Released in May of this year, the band’s follow-up, Rage, fuses aquatic reverb sensibilities with punchy new wave styled hooks. With the assistance of Maurizio Baggio, one of Northern Italy’s most acclaimed producers, the band’s sound is given a sleeker, more widespread appeal.
The presentation of this EP is excellently established in the first track “Abigayle”. From its Edge-inspired string plucking to its varietal drumming phases, I was instantly drawn in. As a huge fan of international music in general, I didn’t care that the singer’s English was a bit spotty. What mattered was that I not only understood the lyrics, but could relate to them on a deep level. They effectively evoke the feeling of a protracted recovery from heartbreak, with both subtle and blunt expressions of pain. In the midst of that pain, the singer feels paralyzed to the extent that that he contemplates how he wants to die (“Gloom”). He then decides that the only sensible alternative to death would be to “hide behind [his] dreams”. There’s some solid layering in this song, the pinch harmonics and bass capped by a smooth lead melody. Once again, the drums are a definite strength. The fills are simple and direct, and the second half of each chorus is especially full of impact.
In the third track, “Something New,” the lines of the second verse (“I wonder why we die inside/Sounds strange enough but we don’t mind”) really resonated with me. The fact that we are bound to experience some type of inevitable loss is only natural, as we will most likely chase something else to make us whole again. I like how the vocals model off the bass line during the verses. There’s a type of elasticity in the guitar solo that sounds all the more interesting with the additional effects. When I got to the final track, “The Unattainable,” I was blown away. The intro drum presents itself as relatively quiet, but then blooms into full instrumentation. This is also an instance where the band’s producer showcases the extent of his talent, as each component is cleverly and smartly mixed. I also connected strongly with the theme of the song, as it had to do with being victim to selective emotional distance, as well as being forced to suck up the pain and move forward. The post-chorus melody is tightly crafted and somehow reminiscent of ‘90s Midwestern indie rock bands, which coincidentally fits the lyrical theme. The plucking guitar solo around the 2:50 mark is something I could listen to over and over. When it reaches the climactic point, it perfectly accentuates the choir that gleams through the remainder of the song.

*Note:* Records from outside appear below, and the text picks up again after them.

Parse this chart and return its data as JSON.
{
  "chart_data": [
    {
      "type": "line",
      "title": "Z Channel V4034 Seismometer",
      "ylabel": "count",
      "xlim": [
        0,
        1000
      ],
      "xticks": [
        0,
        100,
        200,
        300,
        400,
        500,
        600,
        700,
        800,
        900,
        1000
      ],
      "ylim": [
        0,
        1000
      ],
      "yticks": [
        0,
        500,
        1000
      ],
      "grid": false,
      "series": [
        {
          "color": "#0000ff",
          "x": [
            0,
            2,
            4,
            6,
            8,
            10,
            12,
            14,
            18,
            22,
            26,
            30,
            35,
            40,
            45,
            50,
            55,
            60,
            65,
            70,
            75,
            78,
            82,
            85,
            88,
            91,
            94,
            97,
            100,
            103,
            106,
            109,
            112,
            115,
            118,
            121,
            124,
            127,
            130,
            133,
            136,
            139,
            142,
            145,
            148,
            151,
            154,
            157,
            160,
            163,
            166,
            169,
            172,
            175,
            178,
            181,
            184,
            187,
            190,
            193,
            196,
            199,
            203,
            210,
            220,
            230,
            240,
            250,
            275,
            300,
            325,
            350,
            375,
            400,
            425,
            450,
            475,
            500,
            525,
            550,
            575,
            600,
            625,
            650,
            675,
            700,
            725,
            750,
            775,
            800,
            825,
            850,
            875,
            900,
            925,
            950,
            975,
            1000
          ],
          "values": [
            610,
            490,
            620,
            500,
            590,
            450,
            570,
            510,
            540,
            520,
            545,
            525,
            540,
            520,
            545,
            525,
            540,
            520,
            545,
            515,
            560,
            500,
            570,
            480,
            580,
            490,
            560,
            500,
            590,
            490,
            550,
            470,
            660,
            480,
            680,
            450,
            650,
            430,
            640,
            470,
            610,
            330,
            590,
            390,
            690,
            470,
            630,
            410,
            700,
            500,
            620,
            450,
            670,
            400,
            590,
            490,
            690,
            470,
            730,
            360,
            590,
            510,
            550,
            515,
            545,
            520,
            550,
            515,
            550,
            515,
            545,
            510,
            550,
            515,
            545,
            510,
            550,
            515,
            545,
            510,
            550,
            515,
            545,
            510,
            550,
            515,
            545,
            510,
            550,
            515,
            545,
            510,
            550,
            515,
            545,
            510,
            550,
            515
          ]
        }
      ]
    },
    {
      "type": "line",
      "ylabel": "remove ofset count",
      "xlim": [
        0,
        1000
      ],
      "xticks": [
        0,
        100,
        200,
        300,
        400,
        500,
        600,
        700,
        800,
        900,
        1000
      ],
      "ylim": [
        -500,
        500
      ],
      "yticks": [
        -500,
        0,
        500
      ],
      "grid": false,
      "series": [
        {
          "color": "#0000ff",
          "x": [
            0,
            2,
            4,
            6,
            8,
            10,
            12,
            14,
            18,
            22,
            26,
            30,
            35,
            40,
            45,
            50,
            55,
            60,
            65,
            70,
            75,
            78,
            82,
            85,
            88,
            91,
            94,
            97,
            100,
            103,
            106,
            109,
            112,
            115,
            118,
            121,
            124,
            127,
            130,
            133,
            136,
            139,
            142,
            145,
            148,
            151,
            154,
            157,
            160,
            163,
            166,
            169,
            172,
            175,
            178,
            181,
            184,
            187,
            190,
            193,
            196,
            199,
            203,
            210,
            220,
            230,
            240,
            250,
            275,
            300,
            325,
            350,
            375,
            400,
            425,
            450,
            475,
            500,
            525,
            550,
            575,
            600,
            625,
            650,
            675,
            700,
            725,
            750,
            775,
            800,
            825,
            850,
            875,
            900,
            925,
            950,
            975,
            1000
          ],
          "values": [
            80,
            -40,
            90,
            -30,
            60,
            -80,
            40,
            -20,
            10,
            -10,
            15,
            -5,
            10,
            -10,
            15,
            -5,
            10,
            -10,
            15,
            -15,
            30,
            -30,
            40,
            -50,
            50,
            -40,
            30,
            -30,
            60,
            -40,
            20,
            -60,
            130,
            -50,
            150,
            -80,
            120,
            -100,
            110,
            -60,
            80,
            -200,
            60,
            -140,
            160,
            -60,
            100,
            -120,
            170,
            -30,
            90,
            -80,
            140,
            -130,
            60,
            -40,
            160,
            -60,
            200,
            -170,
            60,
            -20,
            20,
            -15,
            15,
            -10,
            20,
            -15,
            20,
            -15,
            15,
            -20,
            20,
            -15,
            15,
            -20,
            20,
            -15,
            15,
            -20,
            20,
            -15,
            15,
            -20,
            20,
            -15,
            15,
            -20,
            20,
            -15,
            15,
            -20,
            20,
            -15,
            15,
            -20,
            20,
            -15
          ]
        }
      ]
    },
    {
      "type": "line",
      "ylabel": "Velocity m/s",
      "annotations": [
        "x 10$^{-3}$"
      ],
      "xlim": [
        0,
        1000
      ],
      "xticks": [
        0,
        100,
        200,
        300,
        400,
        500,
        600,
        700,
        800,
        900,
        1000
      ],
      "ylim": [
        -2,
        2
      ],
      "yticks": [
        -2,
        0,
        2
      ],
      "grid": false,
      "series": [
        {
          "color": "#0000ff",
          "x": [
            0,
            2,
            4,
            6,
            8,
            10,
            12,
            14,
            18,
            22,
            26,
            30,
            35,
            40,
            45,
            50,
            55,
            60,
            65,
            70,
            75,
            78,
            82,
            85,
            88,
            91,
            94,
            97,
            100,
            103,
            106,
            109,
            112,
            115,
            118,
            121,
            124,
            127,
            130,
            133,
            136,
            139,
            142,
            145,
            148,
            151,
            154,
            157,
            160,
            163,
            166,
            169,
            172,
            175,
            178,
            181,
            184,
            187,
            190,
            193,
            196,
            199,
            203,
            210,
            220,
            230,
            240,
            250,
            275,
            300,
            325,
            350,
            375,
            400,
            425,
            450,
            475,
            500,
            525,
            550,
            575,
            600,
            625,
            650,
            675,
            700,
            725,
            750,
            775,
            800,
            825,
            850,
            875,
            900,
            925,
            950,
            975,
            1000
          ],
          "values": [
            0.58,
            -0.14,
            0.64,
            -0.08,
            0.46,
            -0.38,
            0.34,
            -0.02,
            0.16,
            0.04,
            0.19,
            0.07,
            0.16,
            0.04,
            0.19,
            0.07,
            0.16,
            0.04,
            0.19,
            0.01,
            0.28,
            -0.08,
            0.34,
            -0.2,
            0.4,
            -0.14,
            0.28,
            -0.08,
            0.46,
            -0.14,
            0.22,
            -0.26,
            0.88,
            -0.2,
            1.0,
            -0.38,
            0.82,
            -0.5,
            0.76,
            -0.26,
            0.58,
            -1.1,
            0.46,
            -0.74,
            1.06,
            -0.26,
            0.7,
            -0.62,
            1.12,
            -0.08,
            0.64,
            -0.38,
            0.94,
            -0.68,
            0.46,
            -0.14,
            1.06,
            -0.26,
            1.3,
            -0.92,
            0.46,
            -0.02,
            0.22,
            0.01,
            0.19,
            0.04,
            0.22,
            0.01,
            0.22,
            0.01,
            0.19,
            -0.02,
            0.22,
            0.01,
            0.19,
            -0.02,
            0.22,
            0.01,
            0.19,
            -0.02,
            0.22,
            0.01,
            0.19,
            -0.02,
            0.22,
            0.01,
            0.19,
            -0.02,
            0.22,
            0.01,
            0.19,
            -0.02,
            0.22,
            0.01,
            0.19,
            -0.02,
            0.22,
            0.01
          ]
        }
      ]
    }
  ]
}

Overall, Rage sufficiently demonstrates the combined power of band and producer. Each of the four tracks has definite potential to reach a broad alternative rock audience. The band’s dynamic is crisp on the ears, allowing for the void of broken hearts everywhere to be not only filled, but understood. I sincerely hope Afterwards finds an indie label soon. Any label owner with keen musical sensibilities and an open mind would do no wrong signing them straight away!